細胞内摂取されたDSRNAは、HCV RNAをサイレンシングするための有効性を高め、ウイルス遺伝子型の変動を克服しました

RNA干渉（RNAi）を使用して哺乳類細胞のウイルス複製を阻害するため、強力な新しい抗ウイルス療法になる可能性があります。小さな干渉RNA（siRNA）はRNAIに効果的かもしれませんが、たとえば、効果的なsiRNA標的部位を予測し、ウイルス集団の不均一な配列を標的とするなど、それぞれの場合に解決する必要がある技術的な問題がいくつかあります。ここでは、長い二本鎖RNA（dsRNA）から生成された綿密なsiRNAが、C型肝炎ウイルス（HCV）レプリコンを抱えるHUH-7細胞にRNAiを誘導し、HCV遺伝子型の変動を克服できることをここで示しています。しかし、哺乳類細胞では、長いdsRNAがインターフェロン反応を誘発し、細胞死を引き起こしました。ここでは、この方法の改善、U6プロモーター駆動型の長いヘアピンRNAの発現を、鎖鎖に複数の点変異を伴う発現について説明します。これにより、通常、DSRNAによって引き起こされるインターフェロン応答または細胞死を引き起こすことなく、HCV RNA複製とHCVタンパク質発現を効率的に沈黙させることができます。結論として、細胞内で摂取されたDSRNAはRNAIを効率的に誘導し、HCVの突然変異率が高いにもかかわらず、HCV RNAをサイレンシングするための実現可能な治療戦略であるべきです。

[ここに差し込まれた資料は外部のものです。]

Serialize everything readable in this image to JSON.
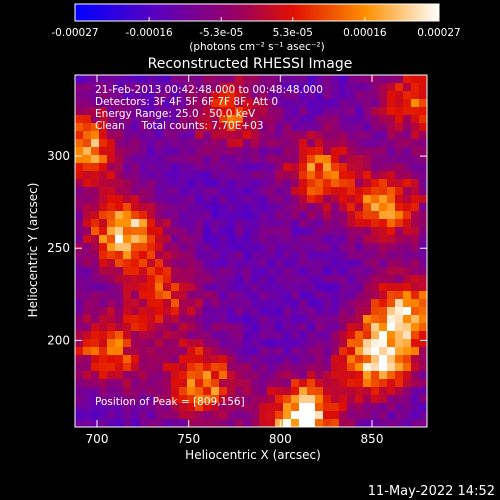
{
  "chart_data": {
    "type": "heatmap",
    "title": "Reconstructed RHESSI Image",
    "xlabel": "Heliocentric X (arcsec)",
    "ylabel": "Heliocentric Y (arcsec)",
    "xlim": [
      688,
      880
    ],
    "ylim": [
      153,
      344
    ],
    "x_ticks": [
      700,
      750,
      800,
      850
    ],
    "y_ticks": [
      200,
      250,
      300
    ],
    "x_tick_labels": [
      "700",
      "750",
      "800",
      "850"
    ],
    "y_tick_labels": [
      "200",
      "250",
      "300"
    ],
    "colorbar": {
      "range": [
        -0.00027,
        0.00027
      ],
      "ticks": [
        -0.00027,
        -0.00016,
        -5.3e-05,
        5.3e-05,
        0.00016,
        0.00027
      ],
      "tick_labels": [
        "-0.00027",
        "-0.00016",
        "-5.3e-05",
        "5.3e-05",
        "0.00016",
        "0.00027"
      ],
      "unit_label": "(photons cm⁻² s⁻¹ asec⁻²)",
      "colors": [
        "#0000ff",
        "#6a00a8",
        "#b00040",
        "#ff2000",
        "#ff9a00",
        "#ffffff"
      ]
    },
    "annotations": [
      "21-Feb-2013 00:42:48.000 to 00:48:48.000",
      "Detectors: 3F 4F 5F 6F 7F 8F, Att 0",
      "Energy Range: 25.0 - 50.0 keV",
      "Clean     Total counts: 7.70E+03"
    ],
    "peak_label": "Position of Peak = [809,156]",
    "hotspots": [
      {
        "x": 812,
        "y": 157,
        "value": 0.00027
      },
      {
        "x": 852,
        "y": 190,
        "value": 0.00022
      },
      {
        "x": 868,
        "y": 214,
        "value": 0.00018
      },
      {
        "x": 715,
        "y": 258,
        "value": 0.0002
      },
      {
        "x": 693,
        "y": 305,
        "value": 0.00017
      },
      {
        "x": 757,
        "y": 177,
        "value": 0.00015
      },
      {
        "x": 858,
        "y": 272,
        "value": 0.00014
      },
      {
        "x": 822,
        "y": 292,
        "value": 0.00012
      },
      {
        "x": 772,
        "y": 323,
        "value": 0.0001
      },
      {
        "x": 706,
        "y": 195,
        "value": 0.00011
      },
      {
        "x": 873,
        "y": 330,
        "value": 9e-05
      },
      {
        "x": 737,
        "y": 224,
        "value": 8e-05
      }
    ]
  },
  "footer": {
    "timestamp": "11-May-2022 14:52"
  }
}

RNA interference (RNAi) can be used to inhibit viral replication in mammalian cells and therefore could be a powerful new antiviral therapy. Small interfering RNA (siRNA) may be effective for RNAi, but there are some technical problems that must be solved in each case, for example, predicting the effective siRNA target site and targeting heterogeneous sequences in a virus population. We show here that diced siRNA generated from long double-stranded RNA (dsRNA) is highly effective for inducing RNAi in HuH-7 cells harboring hepatitis C virus (HCV) replicons and can overcome variations in the HCV genotype. However, in mammalian cells, long dsRNA induced an interferon response and caused cell death. Here we describe an improvement of this method, U6 promoter-driven expression of long hairpin-RNA with multiple point mutations in the sense strand. This can efficiently silence HCV RNA replication and HCV protein expression without triggering the interferon response or cell death normally caused by dsRNA. In conclusion, intracellular-diced dsRNA efficiently induces RNAi, and, despite the high rate of mutation in HCV, it should be a feasible therapeutic strategy for silencing HCV RNA.